Gasoline futures prices were ready to close at their highest price in more than a month on Tuesday (Aug. 27), buoyed by strength in oil prices on the back of risks tied to Syria. And with the U.S. Labor Day holiday, the rally in the futures market may be a threat to prices at the pump, according to AAA.
MarketWatch reported that on Tuesday afternoon, September gasoline added nearly 9 cents, or 2.9%, to $3.04 a gallon on the New York Mercantile Exchange. That would be the highest settlement for a most-active contract since July 23, according to FactSet data.
The oil market is weighing the increased possibility of U.S. strikes in Syria and “motorists in the U.S. may pay higher gas prices in the days ahead if this sentiment continues,” said Michael Green, a spokesman for AAA said on Tuesday.
“The potential risk could break the recent trend of very stable prices at the pump,” he said. “Higher futures prices do not always translate to higher pump prices, but it should be a concern for motorists with Labor Day approaching.”
The average national price for a gallon of regular gasoline stood at $3.54 on Tuesday. Prices are already on track to be the fourth most expensive on record for the Labor Day holiday on Monday, according to AAA. The most expensive Labor Day average was $3.83 a gallon in 2012.
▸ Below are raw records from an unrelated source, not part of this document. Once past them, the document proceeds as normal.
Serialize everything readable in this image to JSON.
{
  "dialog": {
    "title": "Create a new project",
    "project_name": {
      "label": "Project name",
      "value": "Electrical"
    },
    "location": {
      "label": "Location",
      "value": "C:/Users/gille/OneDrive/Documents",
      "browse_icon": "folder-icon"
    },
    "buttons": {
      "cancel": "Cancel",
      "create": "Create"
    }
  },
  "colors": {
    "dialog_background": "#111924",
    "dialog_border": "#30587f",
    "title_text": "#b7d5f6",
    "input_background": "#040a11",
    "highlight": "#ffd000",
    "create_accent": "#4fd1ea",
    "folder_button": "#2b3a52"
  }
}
National average gasoline prices have been “unusually” stable, holding at $3.54 for 13 of the previous 15 days, Green said. They have declined 30 out of the previous 39 days for a total of 13 cents a gallon, “which is a very slow rate of decline,” he said.
“Motorists would be paying even less for gasoline today if not for the very expensive price of crude oil,” said Green. “Domestic West Texas Intermediate crude has closed above $100 per barrel every day since July 3, which is the same day the military took control of Egypt.”